Solar-powered street lights a cheaper alternative to increasing safety in rural areas
The lights were on show at the Masdar World Future Energy Summit in Abu Dhabi on Tuesday
Solar powered street lights will help make rural communities cut off from the national grid safer, encourage business and offer a cheaper alternative to conventional lighting.
The latest technological developments in the field were on show at the Masdar World Future Energy Summit in Abu Dhabi.
Some solar street lights can now run five times longer than existing devices, and can even withstand the harsh environments of Sub-Saharan Africa and the GCC.
One of those is the concept created by Sunna Design, a French company that won the small and medium enterprise category of the Zayed Future Energy Prize, a UAE sustainable energy competition that marked its tenth anniversary in 2018.
Sunna Design’s chief executive Thomas Samuel has taken his solar powered street light design to 20 different countries.
“I travelled the world after my studies and I could see the lack of light in many countries in Sub-Saharan Africa in particular,” he said.
“It is a straight forward application, but it is difficult to do it properly.”
Mr Samuel took his design to India and then back to France for the research and development side of the project.
“We developed a unique proposition by making our solar street lamps last five times longer than what is currently being used,” he said.
“They should last for 10-15 years, even in harsh weather conditions like in Africa and the GCC.”
The company has 14 patents linked to the product, and is being taken around the world to bring light to communities.
Street lights in areas where there are none changes everything, in both social activities and business.
In rural parts of Africa where the company has taken its street lights, like Malawi, many people are living outside so security and women’s safety is a big issue.
These lights can illuminate market places at night to encourage business, so it has an overall positive effect.
“In some places where there is existing electricity like the UAE, it may be very expensive so solar street lights can offer a cost effective alternative,” Mr Samuel said.
“We have designed these frugally as we have meant from the beginning to make these affordable for governments and municipalities.
“We are working with a business partner in Malawi to bring this idea to communities there.
“Municipalities pay a huge cost to run street lights, and often don’t have the funds to invest in game changing alternatives like this.
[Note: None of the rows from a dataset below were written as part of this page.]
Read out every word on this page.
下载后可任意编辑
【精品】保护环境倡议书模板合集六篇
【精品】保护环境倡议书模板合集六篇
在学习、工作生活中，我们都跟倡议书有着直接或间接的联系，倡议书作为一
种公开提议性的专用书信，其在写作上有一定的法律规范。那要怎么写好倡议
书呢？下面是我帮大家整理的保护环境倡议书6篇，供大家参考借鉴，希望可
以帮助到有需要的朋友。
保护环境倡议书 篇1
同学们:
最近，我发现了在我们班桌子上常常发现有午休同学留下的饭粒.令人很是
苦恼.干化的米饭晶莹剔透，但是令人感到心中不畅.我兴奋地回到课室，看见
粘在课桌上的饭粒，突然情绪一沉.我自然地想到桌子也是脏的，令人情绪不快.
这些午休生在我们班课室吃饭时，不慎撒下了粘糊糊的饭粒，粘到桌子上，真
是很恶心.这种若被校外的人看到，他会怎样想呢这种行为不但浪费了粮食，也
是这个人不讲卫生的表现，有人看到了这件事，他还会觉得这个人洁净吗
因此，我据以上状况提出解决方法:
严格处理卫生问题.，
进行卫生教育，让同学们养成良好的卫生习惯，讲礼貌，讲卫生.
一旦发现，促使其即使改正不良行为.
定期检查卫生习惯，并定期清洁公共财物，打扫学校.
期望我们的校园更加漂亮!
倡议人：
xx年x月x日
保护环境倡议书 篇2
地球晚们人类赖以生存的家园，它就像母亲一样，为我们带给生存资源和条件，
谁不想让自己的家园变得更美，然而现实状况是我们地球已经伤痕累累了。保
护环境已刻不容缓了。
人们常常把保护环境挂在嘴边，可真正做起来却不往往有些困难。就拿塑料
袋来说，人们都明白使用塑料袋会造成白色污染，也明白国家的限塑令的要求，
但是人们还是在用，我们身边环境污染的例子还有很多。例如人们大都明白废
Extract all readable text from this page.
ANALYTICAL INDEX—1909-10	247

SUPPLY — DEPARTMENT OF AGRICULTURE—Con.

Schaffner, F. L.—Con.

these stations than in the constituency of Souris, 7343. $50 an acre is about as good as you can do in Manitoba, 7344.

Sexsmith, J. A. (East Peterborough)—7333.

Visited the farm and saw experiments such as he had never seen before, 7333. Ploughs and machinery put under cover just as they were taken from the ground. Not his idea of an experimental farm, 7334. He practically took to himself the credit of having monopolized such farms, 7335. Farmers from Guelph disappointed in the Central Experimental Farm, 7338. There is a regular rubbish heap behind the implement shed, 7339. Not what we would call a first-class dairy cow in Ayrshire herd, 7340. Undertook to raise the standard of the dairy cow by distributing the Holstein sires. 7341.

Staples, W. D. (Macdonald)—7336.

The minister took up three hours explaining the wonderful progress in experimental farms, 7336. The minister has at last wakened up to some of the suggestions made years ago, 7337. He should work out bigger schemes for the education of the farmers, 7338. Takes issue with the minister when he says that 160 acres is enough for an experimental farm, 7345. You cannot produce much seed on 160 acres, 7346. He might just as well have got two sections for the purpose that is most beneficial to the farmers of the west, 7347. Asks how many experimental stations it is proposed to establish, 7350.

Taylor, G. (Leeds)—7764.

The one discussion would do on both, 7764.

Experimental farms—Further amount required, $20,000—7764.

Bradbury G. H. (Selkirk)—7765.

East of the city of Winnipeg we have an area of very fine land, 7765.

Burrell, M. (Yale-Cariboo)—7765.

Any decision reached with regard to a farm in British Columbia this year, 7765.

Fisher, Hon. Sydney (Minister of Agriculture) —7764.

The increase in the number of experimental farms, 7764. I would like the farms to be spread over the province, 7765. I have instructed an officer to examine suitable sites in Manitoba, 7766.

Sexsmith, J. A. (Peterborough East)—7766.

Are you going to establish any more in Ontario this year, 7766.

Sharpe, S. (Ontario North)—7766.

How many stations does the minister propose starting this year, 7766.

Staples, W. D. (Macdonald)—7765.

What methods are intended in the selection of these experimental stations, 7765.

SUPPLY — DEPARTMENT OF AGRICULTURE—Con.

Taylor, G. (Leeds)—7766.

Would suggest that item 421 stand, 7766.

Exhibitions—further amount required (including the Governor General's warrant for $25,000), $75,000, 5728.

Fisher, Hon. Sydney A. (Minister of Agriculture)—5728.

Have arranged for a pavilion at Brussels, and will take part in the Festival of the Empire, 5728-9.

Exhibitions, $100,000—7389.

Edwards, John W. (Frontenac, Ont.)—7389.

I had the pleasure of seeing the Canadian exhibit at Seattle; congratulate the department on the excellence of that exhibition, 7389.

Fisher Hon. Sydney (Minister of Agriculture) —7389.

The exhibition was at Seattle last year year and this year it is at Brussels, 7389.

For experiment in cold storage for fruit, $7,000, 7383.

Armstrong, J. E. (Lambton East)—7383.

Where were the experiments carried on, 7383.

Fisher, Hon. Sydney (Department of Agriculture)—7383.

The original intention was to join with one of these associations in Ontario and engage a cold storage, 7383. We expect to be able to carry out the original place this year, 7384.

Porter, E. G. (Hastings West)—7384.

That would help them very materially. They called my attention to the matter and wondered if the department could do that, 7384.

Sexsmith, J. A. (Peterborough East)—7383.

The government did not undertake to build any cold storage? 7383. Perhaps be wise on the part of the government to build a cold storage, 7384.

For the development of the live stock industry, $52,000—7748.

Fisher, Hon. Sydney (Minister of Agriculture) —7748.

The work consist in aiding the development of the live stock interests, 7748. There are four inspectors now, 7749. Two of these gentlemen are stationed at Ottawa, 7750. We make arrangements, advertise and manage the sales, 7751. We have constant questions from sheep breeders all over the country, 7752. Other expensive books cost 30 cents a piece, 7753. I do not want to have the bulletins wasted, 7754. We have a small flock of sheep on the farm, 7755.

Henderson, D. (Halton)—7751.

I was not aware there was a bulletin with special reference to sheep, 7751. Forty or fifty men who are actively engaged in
These solar lights are affordable.”
The return on investment and total cost of ownership are two key performance indicators, and as there are no running costs they are cheaper than conventional street lights from day one.”
Connecting to the grid, cabling and trenching in developed countries is a major cost of installing conventional lights, but there is no need for that with solar lighting.
Sunna Design is now working on tailor-made solutions that meet the specific needs of communities, particularly in related markets such as security or street furniture.
Moon is a revolutionary offer that has been successfully tested in Senegal.
It is a "pay as you go" kit that gives rural populations access to quality solar lighting and also to a smartphone opening on a multitude of adapted digital contents.
Pupils and teachers from the Nkhata Bay district of Malawi are visiting Abu Dhabi this week to see what solar developments could soon be making a difference in their village.
Wilfred Ngwira, a teacher at Chingoma Primary School in northern Malawi, said street lights would make a huge difference in his community.
“At night, because it is so dark, thieves take their opportunity and young people get involved in risky activities,” he said.
“If there was light, this would not happen, I am sure of it.
“Many people have to walk at night, and there are no pavements so they must walk on the roads. With no street lights, it is very dangerous and people are killed.”
Joyce Mhango, 53, who has just completed a course at the solar training academy in Malawi, built with funds from the Zayed Future Energy Prize.
“I don’t feel very safe when I am walking around my village at night,” she said.
“There could be snakes, and women are at risk of being attacked or even raped. You cannot see, and people can hide. It can be very dangerous.
“Many young people move around at night, as they have nothing else to do.”